Wie unterscheiden sich Governance, Risiko und Compliance, und wie hängen sie zusammen?
Kurzantwort
Governance ist die Art, wie die Führung die Richtung vorgibt, Verantwortlichkeit festlegt und die Sicherheit auf die Geschäftsziele ausrichtet — die Richtlinien, Rollen und Aufsicht, die definieren, wie „gut" aussieht. Risikomanagement ist der Prozess, Bedrohungen für diese Ziele zu erkennen, zu bewerten, zu behandeln und zu überwachen. Compliance bedeutet, die Einhaltung von Verpflichtungen nachzuweisen — Gesetze, Vorschriften, Verträge und interne Richtlinien. Governance steuert Risikoentscheidungen; das Risiko bestimmt, welche Kontrollen Sie brauchen; Compliance belegt, dass diese Kontrollen die geforderten Standards erfüllen. Compliance ist ein Ergebnis guter GRC, kein Ersatz für Sicherheit.

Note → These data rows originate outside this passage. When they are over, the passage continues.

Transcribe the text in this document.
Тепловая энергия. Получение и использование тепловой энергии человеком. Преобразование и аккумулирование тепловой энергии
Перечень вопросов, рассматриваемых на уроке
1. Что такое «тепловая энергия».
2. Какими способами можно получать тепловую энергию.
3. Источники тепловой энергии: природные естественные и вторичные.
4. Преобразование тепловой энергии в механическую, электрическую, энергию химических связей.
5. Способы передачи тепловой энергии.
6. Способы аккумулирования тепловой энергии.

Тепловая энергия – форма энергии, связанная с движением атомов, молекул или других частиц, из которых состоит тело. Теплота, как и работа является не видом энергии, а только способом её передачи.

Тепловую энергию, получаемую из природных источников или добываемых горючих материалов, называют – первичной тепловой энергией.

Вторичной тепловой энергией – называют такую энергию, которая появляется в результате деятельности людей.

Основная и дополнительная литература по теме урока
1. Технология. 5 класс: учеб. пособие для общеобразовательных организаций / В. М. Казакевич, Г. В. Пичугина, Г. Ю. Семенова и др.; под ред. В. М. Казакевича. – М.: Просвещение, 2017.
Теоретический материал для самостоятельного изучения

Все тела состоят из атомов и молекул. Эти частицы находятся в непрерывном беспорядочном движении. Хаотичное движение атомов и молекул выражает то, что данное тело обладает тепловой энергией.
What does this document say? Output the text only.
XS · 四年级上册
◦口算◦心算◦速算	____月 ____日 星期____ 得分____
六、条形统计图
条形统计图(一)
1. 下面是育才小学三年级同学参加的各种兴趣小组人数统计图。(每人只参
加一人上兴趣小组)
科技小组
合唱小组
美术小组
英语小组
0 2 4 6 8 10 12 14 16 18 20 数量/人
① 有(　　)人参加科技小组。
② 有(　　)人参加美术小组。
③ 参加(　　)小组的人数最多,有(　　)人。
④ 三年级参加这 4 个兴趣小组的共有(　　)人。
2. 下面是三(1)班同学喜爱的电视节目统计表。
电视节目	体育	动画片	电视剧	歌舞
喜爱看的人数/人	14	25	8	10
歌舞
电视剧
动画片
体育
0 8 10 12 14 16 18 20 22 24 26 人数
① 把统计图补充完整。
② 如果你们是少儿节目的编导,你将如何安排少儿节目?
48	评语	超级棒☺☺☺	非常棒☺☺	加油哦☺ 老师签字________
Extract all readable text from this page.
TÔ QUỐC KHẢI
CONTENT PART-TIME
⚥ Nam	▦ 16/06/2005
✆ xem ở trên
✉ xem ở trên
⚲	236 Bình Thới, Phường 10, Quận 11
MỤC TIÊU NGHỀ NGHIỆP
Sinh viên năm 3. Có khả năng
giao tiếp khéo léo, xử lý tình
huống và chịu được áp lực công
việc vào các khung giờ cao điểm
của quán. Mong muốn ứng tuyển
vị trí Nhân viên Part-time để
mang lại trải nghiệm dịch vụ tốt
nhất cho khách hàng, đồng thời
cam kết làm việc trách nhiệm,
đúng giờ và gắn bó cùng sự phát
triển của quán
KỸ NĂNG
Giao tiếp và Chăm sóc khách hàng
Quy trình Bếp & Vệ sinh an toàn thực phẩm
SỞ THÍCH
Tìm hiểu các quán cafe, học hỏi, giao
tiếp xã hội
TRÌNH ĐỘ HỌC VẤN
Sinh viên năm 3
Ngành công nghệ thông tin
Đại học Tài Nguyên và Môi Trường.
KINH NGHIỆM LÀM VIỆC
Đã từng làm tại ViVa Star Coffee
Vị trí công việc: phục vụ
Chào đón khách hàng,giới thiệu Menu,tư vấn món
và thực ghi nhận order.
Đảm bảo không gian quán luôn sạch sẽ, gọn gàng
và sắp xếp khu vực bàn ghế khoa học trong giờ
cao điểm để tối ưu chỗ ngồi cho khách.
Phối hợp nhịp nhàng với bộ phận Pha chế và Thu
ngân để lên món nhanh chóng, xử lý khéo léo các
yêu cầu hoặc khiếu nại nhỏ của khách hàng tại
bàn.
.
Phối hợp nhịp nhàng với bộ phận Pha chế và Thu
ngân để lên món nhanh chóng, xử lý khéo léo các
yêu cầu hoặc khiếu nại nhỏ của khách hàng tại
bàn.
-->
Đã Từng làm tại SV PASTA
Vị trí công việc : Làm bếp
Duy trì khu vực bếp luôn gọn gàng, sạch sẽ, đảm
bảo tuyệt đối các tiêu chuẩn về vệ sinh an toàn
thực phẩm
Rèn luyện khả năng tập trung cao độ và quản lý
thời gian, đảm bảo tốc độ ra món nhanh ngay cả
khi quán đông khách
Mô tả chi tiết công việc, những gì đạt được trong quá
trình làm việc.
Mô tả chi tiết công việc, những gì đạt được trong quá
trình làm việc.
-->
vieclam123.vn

GRC wird oft als ein einziger verschwommener Block behandelt. Interviewer bitten Sie, die drei zu trennen, weil Menschen, die diese Unterscheidung artikulieren können, tendenziell wirklich verteidigungsfähige Programme aufbauen — statt Audit-Häkchen hinterherzujagen, während echtes Risiko unbehandelt bleibt.
Governance
Governance ist die Führungsebene. Sie beantwortet, wer entscheidet, gegenüber welchen Zielen, und wer verantwortlich ist. Sie bringt Strategie, Richtlinien, Rollen und Verantwortlichkeiten, Risikobereitschaft und Aufsicht hervor (Berichterstattung an Vorstand und Geschäftsleitung). Im NIST CSF 2.0 ist dies als Funktion Govern formalisiert. Governance gibt die Richtung vor, der alles andere folgt.
Risikomanagement
Das Risikomanagement ist der Motor. Es erkennt, bewertet, behandelt und überwacht systematisch Bedrohungen für die Ziele der Organisation. Die Behandlungsoptionen sind die klassischen vier: mindern, übertragen, vermeiden oder akzeptieren. Risikoentscheidungen werden im Rahmen der von der Governance festgelegten Risikobereitschaft getroffen und bestimmen, welche Kontrollen sich zu implementieren lohnen.
Compliance
Compliance ist der Nachweis. Sie belegt die Einhaltung externer Verpflichtungen (GDPR, PCI DSS, HIPAA, ISO 27001) und interner Richtlinien. Sie ist nachweisgetrieben: Audits, Attestierungen und Kontrolltests.
Wie sie zusammenpassen
Governance weist den Weg; das Risikomanagement entscheidet, was gegen Bedrohungen zu tun ist; Compliance belegt, dass das Getane die Messlatte erreicht. Der klassische Fehlermodus ist „compliant, aber nicht sicher" — ein Audit zu bestehen, während echtes Risiko unbehandelt bleibt, weil das Team für Häkchen statt für Ergebnisse optimiert hat.
Warum das wichtig ist
Die stärksten Kandidaten betonen den Ablauf (Governance → Risiko → Compliance) und warnen davor, Compliance als Ziel zu behandeln. Diese Unterscheidung trennt eine reife Sicherheitsführungskraft von einer checklistengetriebenen.
Wahrscheinliche Anschlussfragen
- Warum ist „compliant, aber nicht sicher" ein reales und häufiges Problem?
- Wie verbindet die Risikobereitschaft die Governance mit den täglichen Kontrollentscheidungen?
- Wo steht die interne Revision im Verhältnis zu Governance, Risiko und Compliance?